TIBCO founder first Indian American major sports franchise owner.
By Global India Newswire
WASHINGTON: The Indian American community may not have a star in any of the major U.S. sports, but it finally has a legitimate big league presence. On Tuesday, the NBA Board of Governors approved the purchase of the Sacramento Kings by a group led by software mogul Vivek Ranadive.
Ranadive’s group, which includes 24 Hour Fitness founder Mark Mastrov and former Facebook executive Chris Kelly, will buy a 65 percent stake in the team for roughly $348 million.

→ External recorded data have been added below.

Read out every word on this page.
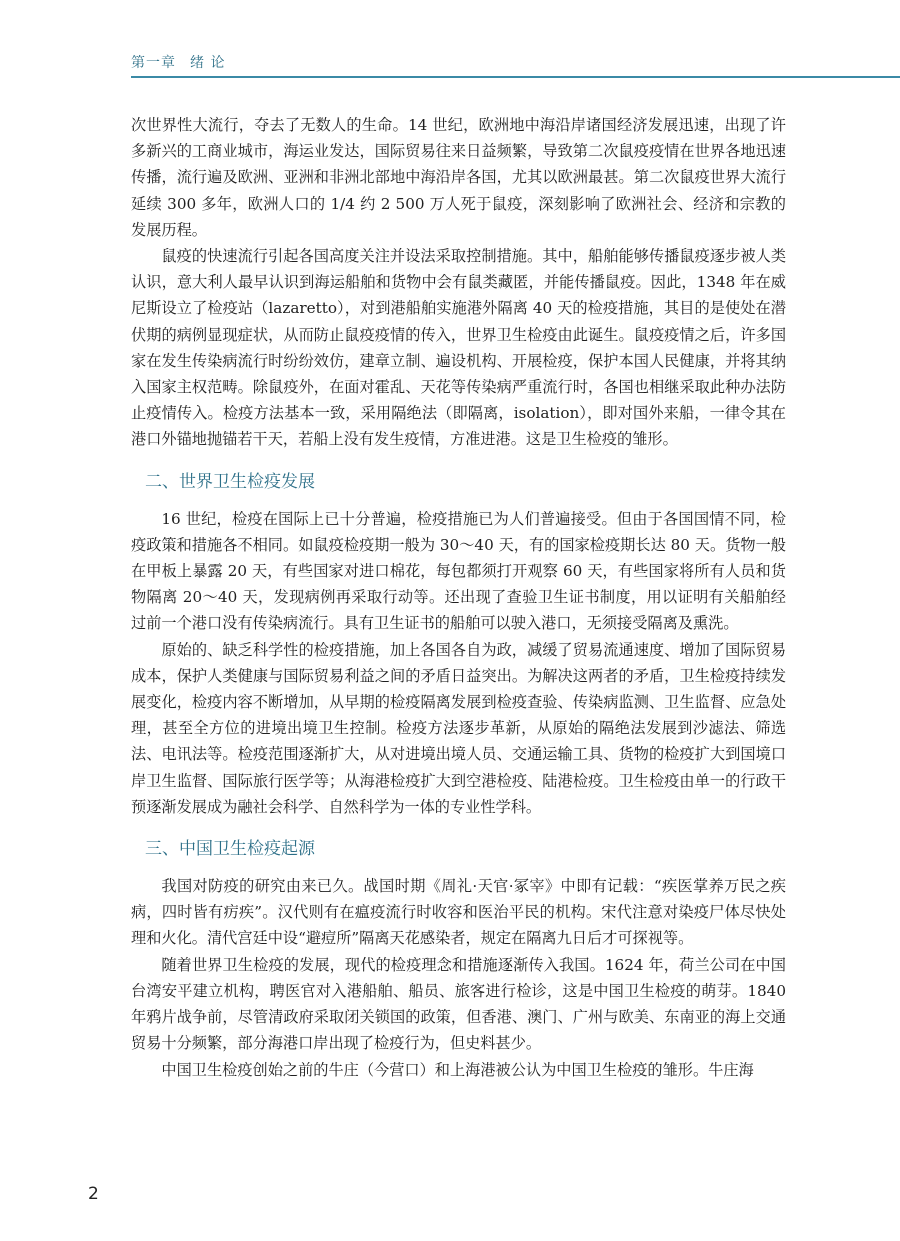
第一章 绪 论

次世界性大流行，夺去了无数人的生命。14 世纪，欧洲地中海沿岸诸国经济发展迅速，出现了许多新兴的工商业城市，海运业发达，国际贸易往来日益频繁，导致第二次鼠疫疫情在世界各地迅速传播，流行遍及欧洲、亚洲和非洲北部地中海沿岸各国，尤其以欧洲最甚。第二次鼠疫世界大流行延续 300 多年，欧洲人口的 1/4 约 2 500 万人死于鼠疫，深刻影响了欧洲社会、经济和宗教的发展历程。

鼠疫的快速流行引起各国高度关注并设法采取控制措施。其中，船舶能够传播鼠疫逐步被人类认识，意大利人最早认识到海运船舶和货物中会有鼠类藏匿，并能传播鼠疫。因此，1348 年在威尼斯设立了检疫站（lazaretto），对到港船舶实施港外隔离 40 天的检疫措施，其目的是使处在潜伏期的病例显现症状，从而防止鼠疫疫情的传入，世界卫生检疫由此诞生。鼠疫疫情之后，许多国家在发生传染病流行时纷纷效仿，建章立制、遍设机构、开展检疫，保护本国人民健康，并将其纳入国家主权范畴。除鼠疫外，在面对霍乱、天花等传染病严重流行时，各国也相继采取此种办法防止疫情传入。检疫方法基本一致，采用隔绝法（即隔离，isolation），即对国外来船，一律令其在港口外锚地抛锚若干天，若船上没有发生疫情，方准进港。这是卫生检疫的雏形。

二、世界卫生检疫发展

16 世纪，检疫在国际上已十分普遍，检疫措施已为人们普遍接受。但由于各国国情不同，检疫政策和措施各不相同。如鼠疫检疫期一般为 30～40 天，有的国家检疫期长达 80 天。货物一般在甲板上暴露 20 天，有些国家对进口棉花，每包都须打开观察 60 天，有些国家将所有人员和货物隔离 20～40 天，发现病例再采取行动等。还出现了查验卫生证书制度，用以证明有关船舶经过前一个港口没有传染病流行。具有卫生证书的船舶可以驶入港口，无须接受隔离及熏洗。

原始的、缺乏科学性的检疫措施，加上各国各自为政，减缓了贸易流通速度、增加了国际贸易成本，保护人类健康与国际贸易利益之间的矛盾日益突出。为解决这两者的矛盾，卫生检疫持续发展变化，检疫内容不断增加，从早期的检疫隔离发展到检疫查验、传染病监测、卫生监督、应急处理，甚至全方位的进境出境卫生控制。检疫方法逐步革新，从原始的隔绝法发展到沙滤法、筛选法、电讯法等。检疫范围逐渐扩大，从对进境出境人员、交通运输工具、货物的检疫扩大到国境口岸卫生监督、国际旅行医学等；从海港检疫扩大到空港检疫、陆港检疫。卫生检疫由单一的行政干预逐渐发展成为融社会科学、自然科学为一体的专业性学科。

三、中国卫生检疫起源

我国对防疫的研究由来已久。战国时期《周礼·天官·冢宰》中即有记载：“疾医掌养万民之疾病，四时皆有疠疾”。汉代则有在瘟疫流行时收容和医治平民的机构。宋代注意对染疫尸体尽快处理和火化。清代宫廷中设“避痘所”隔离天花感染者，规定在隔离九日后才可探视等。

随着世界卫生检疫的发展，现代的检疫理念和措施逐渐传入我国。1624 年，荷兰公司在中国台湾安平建立机构，聘医官对入港船舶、船员、旅客进行检诊，这是中国卫生检疫的萌芽。1840 年鸦片战争前，尽管清政府采取闭关锁国的政策，但香港、澳门、广州与欧美、东南亚的海上交通贸易十分频繁，部分海港口岸出现了检疫行为，但史料甚少。

中国卫生检疫创始之前的牛庄（今营口）和上海港被公认为中国卫生检疫的雏形。牛庄海

2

Ranadive, who was born in Mumbai, is founder and chairman of TIBCO Software, Inc., a Palo Alto-based company that provides infrastructure software to businesses.
The 55-year-old is already a minority stakeholder in the NBA team Golden State Warriors, whose stakes now he will have to sell in order to be the majority owner of Kings.
Ranadive is the second person of South Asian origin to own a major U.S. sports franchise. Last year, Pakistani American businessman Shahid Khan purchased the NFL team Jacksonville Jaguars.
Ranadive, who, according to his bio on the TIBCO site, arrived in Cambridge, Massachusetts, at the age of 16, with just $50, has a bachelor’s and master’s degrees from MIT and an MBA from Harvard.
Ranadive is an avid basketball fan and an amateur basketball coach. His accomplishment as the coach of his daughter’s middle school basketball team was detailed by Malcolm Gladwell in a 2009 New Yorker piece.
“Thanks to entire NBA for approving sale of Kings to our organization,” Ranadive tweeted on Tuesday, the day the league approved the sale of Kings. “It is an honor & a privilege to be part of such an amazing community.”
The “amazing community” he referred to includes NBA icon and global sports legend Michael Jordan, who owns Charlotte Bobcats, and fellow IT entrepreneur Mark Cuban, owner of Dallas Mavericks.
Ranadive has said one of his dreams is to popularize basketball in India.
According to Forbes, the Kings are the 11th most valuable franchise in NBA. The current owners, the Maloof family, purchased it for $156 million in 1998.